Réunion du 22 janvier 2014 à 14h30
Exercice par les élus locaux de leur mandat — Discussion en deuxième lecture d'une proposition de loi dans le texte de la commission

Marylise Lebranchu :

Madame la présidente, mesdames, messieurs les sénateurs, nous nous retrouvons ce soir pour la deuxième lecture d’une proposition de loi importante, issue des travaux des états généraux de la démocratie territoriale et dont l’objet principal est d’améliorer les conditions d’exercice des mandats locaux.

Depuis l’examen du texte en première lecture au Sénat, voilà tout juste un an, plusieurs textes importants pour notre vie démocratique ont été adoptés. Je pense notamment à la loi du 11 octobre 2013 relative à la transparence de la vie publique.

Demain, il y aura plus de diversité parmi nos élus, qui représenteront mieux la société. Grâce à la proposition de loi de Jacqueline Gourault et de Jean-Pierre Sueur, la vitalité démocratique de notre pays sera renforcée et nos citoyens pourront s’engager plus facilement dans la vie publique.

Nos élus locaux accomplissent une noble et difficile tâche. Chaque jour, ils mettent leur énergie au service de l’intérêt général. Dans une société de plus en plus impersonnelle et dématérialisée, où le lien social se distend, les élus locaux sont les garants de la continuité républicaine. Ils font face à des contraintes de plus en plus lourdes. L’argent public est rare, les normes sont multiples, la demande sociale est croissante…

Le choix de représenter ses concitoyens et de se mettre au service de l’intérêt général, beaucoup le font en conscience, par devoir, mais aussi parfois par défi. Pourtant, nous le savons bien, ce n’est pas un choix facile. Tout le monde ne concourt pas à égalité dans cette grande bataille démocratique.

À cela, il y a d’abord des raisons financières. Faut-il rappeler ici que 80 % des élus municipaux ne perçoivent aucune indemnité ? Leur investissement auprès des habitants, de jour comme de nuit, est bien souvent bénévole. Nous l’avons vu récemment, avec les tragiques événements survenus dans le sud de la France.

C’est un engagement lourd. La majorité des élus, notamment dans les petites communes et communautés de communes, sont obligés de garder une activité professionnelle à côté de leur mandat. Cela explique que les élus soient majoritairement fonctionnaires, statut qui offre la possibilité de retrouver son emploi au terme du mandat, retraités ou membres de professions libérales.

Je trouve choquant d’entendre des candidats à des élections annoncer par avance qu’ils renonceront à leur indemnité s’ils sont élus : c’est envoyer le message que, au fond, les élus n’ont pas besoin d’être rémunérés, en oubliant que certains d’entre eux, amenés à renoncer à leur activité professionnelle, n’ont aucune autre source de revenu que leur indemnité.
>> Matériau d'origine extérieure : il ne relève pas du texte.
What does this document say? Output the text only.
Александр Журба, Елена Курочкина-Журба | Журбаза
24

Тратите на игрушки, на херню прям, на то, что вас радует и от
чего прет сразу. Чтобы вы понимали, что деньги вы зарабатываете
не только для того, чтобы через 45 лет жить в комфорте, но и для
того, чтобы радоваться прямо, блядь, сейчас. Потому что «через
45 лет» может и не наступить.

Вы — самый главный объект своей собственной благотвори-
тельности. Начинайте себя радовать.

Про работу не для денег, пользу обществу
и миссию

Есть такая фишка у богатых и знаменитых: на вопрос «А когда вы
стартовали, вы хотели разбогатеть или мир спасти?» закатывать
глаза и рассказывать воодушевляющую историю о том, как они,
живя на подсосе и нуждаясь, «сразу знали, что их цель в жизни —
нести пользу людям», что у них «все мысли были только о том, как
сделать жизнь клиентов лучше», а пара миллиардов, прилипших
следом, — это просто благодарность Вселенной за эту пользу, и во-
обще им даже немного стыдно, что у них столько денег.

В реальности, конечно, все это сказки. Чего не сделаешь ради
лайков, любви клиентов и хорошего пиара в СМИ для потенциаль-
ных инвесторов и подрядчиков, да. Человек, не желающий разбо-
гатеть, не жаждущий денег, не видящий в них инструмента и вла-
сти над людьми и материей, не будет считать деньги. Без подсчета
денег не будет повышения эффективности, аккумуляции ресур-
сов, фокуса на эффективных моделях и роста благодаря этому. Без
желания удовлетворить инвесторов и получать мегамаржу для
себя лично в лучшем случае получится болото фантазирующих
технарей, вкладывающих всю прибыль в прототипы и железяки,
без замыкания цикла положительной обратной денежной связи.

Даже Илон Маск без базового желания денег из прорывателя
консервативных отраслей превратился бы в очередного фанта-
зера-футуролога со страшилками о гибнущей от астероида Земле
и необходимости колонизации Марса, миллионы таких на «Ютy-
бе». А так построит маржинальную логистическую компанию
Une telle attitude ne rend donc pas service à la démocratie, et j’espère que de telles déclarations ne se multiplieront pas. La représentation de nos concitoyens ne doit pas être réservée aux plus aisés, aux héritiers ou aux membres de professions suffisamment rémunératrices pour leur permettre de consacrer bénévolement du temps à l’exercice d’un mandat. La société est complexe, multiple : chacun doit pouvoir accéder aux mandats électifs.

Il nous incombe à tous de souligner que la vie de l’élu n’est pas facile, qu’elle suppose des sacrifices, qu’elle ignore souvent la sécurité et qu’elle est parfois marquée par la précarité.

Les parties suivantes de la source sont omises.